Supporters of these team do not only get excited when it is the national team playing. This makes football, with minimum level of competition from others, the number one followed sport in the country.
I keenly followed a debate last weekend after the majestic crowd that thronged Harare Sports Club to watch Zimbabwe defeat the Netherlands on Saturday to seal the three-match ODI series.
Whilst the cricket fans felt heartened by the attendance, many were honest enough to give football the honours as the premier code, and placed rugby in second place. I totally agreed. Just take a look at the season-opening Under-20 rugby league that ended a fortnight ago – the delightful crowds, including the who’s who of society, turning up to watch the enterprising brand of rugby displayed by the next generation of Zimbabwe players.
The NedBank Challenge last week did not disappoint either. Well it is hardly surprising, because ZimRugby is a loyal, diverse and close-knit community – involving old players and administrators, club members, knowledgeable supporters, family members and friends who know and love their sport to bits.
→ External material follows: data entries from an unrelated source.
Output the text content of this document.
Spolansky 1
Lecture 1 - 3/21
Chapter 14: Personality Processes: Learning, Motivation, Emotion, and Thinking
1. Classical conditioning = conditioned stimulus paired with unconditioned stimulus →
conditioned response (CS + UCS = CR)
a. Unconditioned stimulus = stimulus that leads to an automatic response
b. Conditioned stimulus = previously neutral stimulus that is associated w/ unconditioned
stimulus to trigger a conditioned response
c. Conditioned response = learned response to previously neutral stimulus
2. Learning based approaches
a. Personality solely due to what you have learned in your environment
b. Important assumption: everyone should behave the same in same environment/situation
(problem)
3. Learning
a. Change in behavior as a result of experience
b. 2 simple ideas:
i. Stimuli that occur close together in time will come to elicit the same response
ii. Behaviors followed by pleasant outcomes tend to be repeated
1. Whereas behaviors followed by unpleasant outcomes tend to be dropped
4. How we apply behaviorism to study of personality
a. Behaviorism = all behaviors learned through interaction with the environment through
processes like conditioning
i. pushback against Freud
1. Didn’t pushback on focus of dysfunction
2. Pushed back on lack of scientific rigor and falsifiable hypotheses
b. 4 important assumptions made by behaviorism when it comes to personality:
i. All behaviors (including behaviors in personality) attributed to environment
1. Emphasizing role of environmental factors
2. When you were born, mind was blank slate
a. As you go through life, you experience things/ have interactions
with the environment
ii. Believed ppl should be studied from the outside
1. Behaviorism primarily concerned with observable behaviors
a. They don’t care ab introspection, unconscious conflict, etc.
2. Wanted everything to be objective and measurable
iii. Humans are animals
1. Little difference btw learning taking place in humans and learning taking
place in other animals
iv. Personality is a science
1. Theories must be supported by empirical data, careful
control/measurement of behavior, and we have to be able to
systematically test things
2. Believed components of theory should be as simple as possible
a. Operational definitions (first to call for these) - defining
The historic attachment exists to this day and, trust me, a great many folks in this game still take it very seriously.
Because it is shorter, some sports followers argue a case for rugby’s entertainment value compared to cricket.
But with the advent of T20 – and now T10 making inroads and the 100-ball version also in the mix – cricket cannot be said to be less of a spectator sport in this argument.
Cricket in Zimbabwe just needs to take a leaf, perhaps, from its closest cousin rugby in terms of getting bums on domestic grounds seats, for the faithful to understand the game better and psych up for when the Chevrons are in town and giving them joy as has been happening of late.